Jakarta, IDN Times - Jelas sudah nasib terdakwa kasus korupsi Bantuan Likuiditas Bank Indonesia (BLBI), Syafruddin Arsyad Temenggung. Pada Senin (24/9), majelis hakim menjatuhkan vonis 13 tahun dan denda Rp 700 juta. Ia dinilai terbukti telah melakukan tindak kejahatan dengan menyalahgunakan posisinya sebagai Kepala BPPN periode 2002-2004 untuk menguntungkan pemilik BDNI, Sjamsul Nursalim. 

Sjamsul merupakan salah satu obligor Bantuan Likuiditas Bank Indonesia (BLBI) yang mendapat dana Rp 37 triliun yang terdiri dari fasilitas surat berharga pasar uang khusus, fasilitas saldo debet dan dana talangan valas. 

Usai pembacaan vonis, Syafruddin langsung menolak putusan majelis hakim dan mengajukan banding. 

"Satu hari pun satu detik pun dihukum, maka saya akan mengajukan banding," kata pria berusia 61 tahun itu. 

Namun, apa yang menjadi dasar majelis hakim menjatuhkan hukuman yang cukup berat itu? 

Baca Juga: Eks Kepala BPPN Syafruddin Divonis 13 Tahun dalam Kasus Korupsi BLBI

1. Majelis hakim menilai Syafruddin tidak mengakui perbuatannya

(Terdakwa kasus BLBI Syafruddin Arsyad Temenggung) ANTARA FOTO/Wahyu Putro A.

Majelis hakim mengatakan sejak awal Syafruddin tidak memiliki niat baik karena tidak mengakui perbuatannya. Selain itu, pria berusia 61 tahun tersebut tidak mendukung program pemerintah dalam pemberantasan korupsi. 

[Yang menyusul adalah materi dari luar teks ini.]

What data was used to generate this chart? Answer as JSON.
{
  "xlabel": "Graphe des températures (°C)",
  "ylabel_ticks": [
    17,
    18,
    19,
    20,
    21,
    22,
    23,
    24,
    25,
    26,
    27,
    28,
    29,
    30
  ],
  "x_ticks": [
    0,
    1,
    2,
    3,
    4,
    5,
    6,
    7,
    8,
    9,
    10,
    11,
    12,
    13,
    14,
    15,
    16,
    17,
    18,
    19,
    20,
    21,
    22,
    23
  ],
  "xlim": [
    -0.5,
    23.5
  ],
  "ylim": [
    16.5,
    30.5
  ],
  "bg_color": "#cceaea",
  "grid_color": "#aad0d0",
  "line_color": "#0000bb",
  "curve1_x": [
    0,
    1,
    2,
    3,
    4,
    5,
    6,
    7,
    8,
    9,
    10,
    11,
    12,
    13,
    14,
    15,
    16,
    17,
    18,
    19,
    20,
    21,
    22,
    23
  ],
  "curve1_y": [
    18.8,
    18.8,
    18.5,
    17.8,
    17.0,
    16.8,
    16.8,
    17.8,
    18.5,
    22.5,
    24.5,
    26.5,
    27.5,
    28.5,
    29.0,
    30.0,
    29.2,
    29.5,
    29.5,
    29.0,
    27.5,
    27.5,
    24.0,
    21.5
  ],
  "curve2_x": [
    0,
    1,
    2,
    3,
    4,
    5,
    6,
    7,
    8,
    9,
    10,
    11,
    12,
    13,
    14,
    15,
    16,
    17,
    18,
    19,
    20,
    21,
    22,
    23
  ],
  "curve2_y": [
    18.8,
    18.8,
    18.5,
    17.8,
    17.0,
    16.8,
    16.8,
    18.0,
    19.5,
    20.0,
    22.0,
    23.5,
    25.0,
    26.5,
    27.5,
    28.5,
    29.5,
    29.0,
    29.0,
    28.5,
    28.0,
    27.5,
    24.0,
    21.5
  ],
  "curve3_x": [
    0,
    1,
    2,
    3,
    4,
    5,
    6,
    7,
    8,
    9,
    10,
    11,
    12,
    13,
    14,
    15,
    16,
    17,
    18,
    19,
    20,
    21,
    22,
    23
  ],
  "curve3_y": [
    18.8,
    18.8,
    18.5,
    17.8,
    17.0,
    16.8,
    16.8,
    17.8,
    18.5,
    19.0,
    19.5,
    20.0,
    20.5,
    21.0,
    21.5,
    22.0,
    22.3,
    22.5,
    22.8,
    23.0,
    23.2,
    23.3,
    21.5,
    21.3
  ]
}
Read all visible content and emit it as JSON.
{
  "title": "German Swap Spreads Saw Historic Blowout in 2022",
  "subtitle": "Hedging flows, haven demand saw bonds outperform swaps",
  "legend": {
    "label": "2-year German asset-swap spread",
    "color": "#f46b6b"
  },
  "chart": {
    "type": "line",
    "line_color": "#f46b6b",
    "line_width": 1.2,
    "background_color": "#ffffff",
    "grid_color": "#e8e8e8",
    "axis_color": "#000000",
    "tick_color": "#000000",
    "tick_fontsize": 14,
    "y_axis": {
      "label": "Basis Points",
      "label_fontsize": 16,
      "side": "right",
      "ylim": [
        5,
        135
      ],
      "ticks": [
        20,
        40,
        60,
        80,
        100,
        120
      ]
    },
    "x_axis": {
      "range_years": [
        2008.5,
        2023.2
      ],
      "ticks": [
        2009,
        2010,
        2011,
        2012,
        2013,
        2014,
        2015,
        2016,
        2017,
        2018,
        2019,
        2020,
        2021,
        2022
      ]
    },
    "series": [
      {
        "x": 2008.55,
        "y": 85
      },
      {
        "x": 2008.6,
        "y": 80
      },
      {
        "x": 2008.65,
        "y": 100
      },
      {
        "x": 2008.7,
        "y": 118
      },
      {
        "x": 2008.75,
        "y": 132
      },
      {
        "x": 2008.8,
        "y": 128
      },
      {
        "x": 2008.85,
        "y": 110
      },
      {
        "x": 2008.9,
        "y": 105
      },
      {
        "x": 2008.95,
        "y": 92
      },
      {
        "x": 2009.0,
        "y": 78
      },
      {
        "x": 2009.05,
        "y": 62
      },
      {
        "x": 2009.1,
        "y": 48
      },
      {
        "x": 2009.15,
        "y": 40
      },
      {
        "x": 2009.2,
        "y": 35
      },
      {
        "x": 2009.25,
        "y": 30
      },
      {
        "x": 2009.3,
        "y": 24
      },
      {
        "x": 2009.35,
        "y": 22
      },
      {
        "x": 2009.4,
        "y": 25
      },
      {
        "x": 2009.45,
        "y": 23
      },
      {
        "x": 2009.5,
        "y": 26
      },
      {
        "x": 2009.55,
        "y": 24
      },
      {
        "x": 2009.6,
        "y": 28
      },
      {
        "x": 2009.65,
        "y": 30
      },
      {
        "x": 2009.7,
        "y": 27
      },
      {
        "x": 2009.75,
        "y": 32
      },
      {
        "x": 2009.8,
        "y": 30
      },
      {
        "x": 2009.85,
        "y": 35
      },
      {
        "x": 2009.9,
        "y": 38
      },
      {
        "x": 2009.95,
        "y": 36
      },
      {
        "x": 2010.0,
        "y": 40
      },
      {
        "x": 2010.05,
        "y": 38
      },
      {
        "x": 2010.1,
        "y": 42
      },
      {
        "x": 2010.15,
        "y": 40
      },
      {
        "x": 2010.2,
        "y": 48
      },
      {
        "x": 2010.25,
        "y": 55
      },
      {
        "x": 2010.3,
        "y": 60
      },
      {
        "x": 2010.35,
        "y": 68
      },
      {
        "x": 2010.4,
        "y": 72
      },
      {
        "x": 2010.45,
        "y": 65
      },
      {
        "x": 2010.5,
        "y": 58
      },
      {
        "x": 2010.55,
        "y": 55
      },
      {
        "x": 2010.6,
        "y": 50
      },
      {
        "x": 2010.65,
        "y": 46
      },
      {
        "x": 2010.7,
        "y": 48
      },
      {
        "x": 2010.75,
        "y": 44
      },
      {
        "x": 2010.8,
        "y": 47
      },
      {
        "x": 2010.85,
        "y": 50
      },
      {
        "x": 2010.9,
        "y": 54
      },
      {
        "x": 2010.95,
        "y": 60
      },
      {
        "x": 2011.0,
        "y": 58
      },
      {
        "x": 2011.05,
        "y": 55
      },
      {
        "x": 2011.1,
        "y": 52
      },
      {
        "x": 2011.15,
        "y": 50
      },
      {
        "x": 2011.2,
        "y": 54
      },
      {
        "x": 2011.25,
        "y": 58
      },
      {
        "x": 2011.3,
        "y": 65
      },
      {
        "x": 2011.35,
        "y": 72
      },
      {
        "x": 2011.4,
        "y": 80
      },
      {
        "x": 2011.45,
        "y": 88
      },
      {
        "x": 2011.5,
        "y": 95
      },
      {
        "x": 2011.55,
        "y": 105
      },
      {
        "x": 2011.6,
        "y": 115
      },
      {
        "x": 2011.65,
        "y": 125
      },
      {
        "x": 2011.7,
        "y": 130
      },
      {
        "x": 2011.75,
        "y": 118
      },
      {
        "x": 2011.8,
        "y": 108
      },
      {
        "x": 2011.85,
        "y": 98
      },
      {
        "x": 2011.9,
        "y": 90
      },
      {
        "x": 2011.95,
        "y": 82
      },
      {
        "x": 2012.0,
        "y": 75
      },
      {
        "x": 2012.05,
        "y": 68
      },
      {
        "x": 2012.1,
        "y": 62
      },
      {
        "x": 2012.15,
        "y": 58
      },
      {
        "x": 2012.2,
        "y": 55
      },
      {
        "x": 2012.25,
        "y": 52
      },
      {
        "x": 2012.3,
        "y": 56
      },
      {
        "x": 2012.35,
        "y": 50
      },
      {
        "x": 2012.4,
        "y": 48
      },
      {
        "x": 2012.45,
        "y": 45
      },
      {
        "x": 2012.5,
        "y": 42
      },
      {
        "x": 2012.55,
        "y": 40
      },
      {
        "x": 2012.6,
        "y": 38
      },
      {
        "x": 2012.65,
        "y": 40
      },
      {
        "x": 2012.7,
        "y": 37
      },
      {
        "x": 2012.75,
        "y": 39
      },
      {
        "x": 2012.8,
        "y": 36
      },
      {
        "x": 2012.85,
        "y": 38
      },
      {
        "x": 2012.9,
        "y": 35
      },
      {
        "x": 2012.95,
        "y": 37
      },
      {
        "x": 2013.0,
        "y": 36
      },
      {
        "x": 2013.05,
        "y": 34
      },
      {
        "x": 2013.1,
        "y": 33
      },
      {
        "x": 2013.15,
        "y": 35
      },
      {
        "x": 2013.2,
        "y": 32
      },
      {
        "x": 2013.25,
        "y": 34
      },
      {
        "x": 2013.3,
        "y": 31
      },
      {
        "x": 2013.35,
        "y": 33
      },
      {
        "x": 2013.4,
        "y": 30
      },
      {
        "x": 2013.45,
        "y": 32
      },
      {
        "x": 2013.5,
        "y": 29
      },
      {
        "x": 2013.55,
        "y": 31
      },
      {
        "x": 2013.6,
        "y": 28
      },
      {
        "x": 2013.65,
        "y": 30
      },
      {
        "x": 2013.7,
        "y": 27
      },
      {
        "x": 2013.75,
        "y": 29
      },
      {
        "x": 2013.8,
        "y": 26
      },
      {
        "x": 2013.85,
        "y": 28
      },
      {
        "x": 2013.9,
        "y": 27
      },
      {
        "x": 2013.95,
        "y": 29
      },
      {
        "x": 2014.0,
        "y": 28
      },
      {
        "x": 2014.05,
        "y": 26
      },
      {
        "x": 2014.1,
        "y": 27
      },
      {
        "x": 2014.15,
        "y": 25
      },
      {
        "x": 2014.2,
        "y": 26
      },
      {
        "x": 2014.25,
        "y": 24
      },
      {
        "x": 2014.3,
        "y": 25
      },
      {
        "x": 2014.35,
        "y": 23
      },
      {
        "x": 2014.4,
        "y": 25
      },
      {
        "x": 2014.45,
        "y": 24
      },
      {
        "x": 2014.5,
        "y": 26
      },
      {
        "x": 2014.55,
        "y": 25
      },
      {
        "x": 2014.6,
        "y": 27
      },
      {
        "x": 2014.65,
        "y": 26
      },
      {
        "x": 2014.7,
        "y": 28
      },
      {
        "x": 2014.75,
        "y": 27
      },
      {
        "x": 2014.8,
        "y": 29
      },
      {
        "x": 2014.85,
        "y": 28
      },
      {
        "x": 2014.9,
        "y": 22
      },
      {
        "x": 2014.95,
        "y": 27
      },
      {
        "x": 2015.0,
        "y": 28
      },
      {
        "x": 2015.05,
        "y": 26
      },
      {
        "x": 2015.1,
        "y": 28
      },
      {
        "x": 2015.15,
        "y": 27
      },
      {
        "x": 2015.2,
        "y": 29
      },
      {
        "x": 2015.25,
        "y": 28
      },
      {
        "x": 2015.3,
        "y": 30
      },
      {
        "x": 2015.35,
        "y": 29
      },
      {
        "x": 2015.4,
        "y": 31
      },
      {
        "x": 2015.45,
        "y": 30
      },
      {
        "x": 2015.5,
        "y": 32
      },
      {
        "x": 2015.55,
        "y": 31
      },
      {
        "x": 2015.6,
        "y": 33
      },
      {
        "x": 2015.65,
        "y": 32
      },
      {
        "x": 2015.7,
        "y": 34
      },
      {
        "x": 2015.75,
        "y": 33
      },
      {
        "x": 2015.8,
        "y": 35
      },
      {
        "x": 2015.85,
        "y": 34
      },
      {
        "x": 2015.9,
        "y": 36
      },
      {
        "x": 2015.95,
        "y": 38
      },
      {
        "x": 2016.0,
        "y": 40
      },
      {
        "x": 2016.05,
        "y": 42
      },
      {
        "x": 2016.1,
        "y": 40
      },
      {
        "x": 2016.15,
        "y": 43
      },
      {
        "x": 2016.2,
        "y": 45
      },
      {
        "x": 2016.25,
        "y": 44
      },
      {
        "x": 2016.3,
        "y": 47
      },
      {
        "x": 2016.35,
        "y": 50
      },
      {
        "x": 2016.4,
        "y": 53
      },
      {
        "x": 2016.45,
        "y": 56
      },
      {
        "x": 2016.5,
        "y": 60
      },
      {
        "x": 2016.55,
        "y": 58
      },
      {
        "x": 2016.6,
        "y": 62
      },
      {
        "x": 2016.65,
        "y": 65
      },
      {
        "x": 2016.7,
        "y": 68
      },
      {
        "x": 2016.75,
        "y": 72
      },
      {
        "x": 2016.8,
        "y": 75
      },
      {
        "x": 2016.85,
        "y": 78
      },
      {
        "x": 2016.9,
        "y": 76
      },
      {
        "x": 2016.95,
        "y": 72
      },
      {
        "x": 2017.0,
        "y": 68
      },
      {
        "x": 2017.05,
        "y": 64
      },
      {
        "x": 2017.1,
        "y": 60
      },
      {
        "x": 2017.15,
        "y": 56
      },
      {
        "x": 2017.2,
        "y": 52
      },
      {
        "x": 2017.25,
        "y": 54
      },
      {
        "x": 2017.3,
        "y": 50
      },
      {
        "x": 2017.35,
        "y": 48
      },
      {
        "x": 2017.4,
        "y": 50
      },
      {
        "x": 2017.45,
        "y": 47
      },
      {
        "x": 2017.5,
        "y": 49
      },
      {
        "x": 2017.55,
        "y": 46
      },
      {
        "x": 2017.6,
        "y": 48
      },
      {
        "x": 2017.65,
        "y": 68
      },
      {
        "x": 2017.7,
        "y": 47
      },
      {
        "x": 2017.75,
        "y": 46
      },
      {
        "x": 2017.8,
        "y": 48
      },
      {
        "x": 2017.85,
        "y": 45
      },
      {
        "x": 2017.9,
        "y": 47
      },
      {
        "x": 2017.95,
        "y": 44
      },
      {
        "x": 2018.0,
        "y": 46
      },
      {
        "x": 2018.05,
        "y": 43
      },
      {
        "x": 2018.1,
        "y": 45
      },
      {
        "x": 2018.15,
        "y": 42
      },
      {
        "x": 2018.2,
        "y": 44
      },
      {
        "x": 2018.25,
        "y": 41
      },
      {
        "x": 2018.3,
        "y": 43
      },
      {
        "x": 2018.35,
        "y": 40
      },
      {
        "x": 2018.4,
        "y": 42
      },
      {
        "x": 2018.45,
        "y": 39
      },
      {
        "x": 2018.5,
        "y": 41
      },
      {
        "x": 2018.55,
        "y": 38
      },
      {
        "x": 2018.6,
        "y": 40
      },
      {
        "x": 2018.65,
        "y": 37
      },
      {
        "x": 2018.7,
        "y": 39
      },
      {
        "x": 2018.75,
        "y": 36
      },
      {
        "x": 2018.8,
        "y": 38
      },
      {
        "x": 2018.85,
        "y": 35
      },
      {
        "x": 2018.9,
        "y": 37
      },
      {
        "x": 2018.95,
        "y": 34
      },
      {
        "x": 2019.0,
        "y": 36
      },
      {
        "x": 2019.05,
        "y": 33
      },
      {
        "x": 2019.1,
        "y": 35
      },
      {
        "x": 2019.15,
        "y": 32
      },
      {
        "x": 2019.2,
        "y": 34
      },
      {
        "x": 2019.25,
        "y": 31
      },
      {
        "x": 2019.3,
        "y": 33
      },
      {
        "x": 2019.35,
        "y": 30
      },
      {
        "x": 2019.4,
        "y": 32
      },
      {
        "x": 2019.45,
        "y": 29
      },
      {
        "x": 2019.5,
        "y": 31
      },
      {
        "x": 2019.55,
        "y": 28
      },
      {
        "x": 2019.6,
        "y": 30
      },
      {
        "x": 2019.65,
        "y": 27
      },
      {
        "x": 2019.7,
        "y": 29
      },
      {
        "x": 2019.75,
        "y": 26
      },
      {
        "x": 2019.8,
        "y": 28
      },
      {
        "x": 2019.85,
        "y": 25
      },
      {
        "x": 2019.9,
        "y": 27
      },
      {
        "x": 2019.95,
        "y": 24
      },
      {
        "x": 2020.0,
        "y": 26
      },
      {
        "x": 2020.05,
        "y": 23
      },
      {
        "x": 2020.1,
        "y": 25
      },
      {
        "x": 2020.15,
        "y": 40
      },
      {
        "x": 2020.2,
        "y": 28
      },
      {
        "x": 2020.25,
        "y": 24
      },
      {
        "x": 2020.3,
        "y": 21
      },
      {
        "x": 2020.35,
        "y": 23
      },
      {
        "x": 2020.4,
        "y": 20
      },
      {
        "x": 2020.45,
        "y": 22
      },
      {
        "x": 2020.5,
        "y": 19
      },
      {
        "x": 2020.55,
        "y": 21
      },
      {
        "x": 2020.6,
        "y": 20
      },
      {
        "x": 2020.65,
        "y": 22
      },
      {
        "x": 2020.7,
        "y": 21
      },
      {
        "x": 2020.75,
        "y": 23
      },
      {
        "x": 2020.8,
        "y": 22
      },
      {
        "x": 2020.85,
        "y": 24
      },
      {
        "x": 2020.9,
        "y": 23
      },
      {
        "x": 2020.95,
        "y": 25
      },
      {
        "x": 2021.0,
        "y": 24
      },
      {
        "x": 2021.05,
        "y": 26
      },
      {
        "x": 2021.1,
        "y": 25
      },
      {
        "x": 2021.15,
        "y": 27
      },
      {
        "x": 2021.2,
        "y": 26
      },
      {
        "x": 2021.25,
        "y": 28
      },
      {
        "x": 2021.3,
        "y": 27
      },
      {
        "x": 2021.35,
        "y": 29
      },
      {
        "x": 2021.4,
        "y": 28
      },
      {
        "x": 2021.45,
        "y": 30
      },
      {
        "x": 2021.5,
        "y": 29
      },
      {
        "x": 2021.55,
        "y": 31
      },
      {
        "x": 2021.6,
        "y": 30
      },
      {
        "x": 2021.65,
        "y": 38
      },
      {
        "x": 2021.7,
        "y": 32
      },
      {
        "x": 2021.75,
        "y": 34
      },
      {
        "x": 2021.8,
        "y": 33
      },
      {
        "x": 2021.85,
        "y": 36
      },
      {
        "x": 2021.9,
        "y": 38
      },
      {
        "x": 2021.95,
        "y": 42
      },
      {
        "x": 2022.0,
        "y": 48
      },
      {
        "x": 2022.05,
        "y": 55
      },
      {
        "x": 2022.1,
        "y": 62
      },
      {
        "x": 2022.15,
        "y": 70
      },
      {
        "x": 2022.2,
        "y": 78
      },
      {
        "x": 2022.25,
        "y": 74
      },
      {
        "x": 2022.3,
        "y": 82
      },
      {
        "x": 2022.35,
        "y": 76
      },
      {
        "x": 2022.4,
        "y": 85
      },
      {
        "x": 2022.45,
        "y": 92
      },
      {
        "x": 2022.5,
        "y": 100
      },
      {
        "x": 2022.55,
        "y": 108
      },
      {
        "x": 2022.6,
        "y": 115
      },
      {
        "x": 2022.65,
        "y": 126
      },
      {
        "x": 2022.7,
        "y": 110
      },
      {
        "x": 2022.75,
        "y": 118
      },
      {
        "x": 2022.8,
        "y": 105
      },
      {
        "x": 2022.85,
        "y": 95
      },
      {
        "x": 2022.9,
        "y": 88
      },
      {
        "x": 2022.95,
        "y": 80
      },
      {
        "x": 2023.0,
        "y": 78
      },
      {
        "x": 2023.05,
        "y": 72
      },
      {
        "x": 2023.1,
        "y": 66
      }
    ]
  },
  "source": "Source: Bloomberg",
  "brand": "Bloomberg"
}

"Apalagi korupsi adalah tindak kejahatan yang luar biasa," kata majelis hakim ketika membacakan pertimbangan yang memberatkan sore tadi. 

Padahal, menurut majelis hakim, Syafruddin sudah tahu sejak awal adanya utang tambak yang macet senilai Rp 3,9 triliun namun tidak ia sampaikan ke rapat terbatas yang dihadiri oleh Presiden Megawati pada 11 Februari 2008. 

"Namun, saat rapat bersama KKSK (Komite Kebijakan Sektor Keuangan) dan menyebut hasil ratas menyetujui adanya penghapus bukuan utang petambak," kata mereka lagi. 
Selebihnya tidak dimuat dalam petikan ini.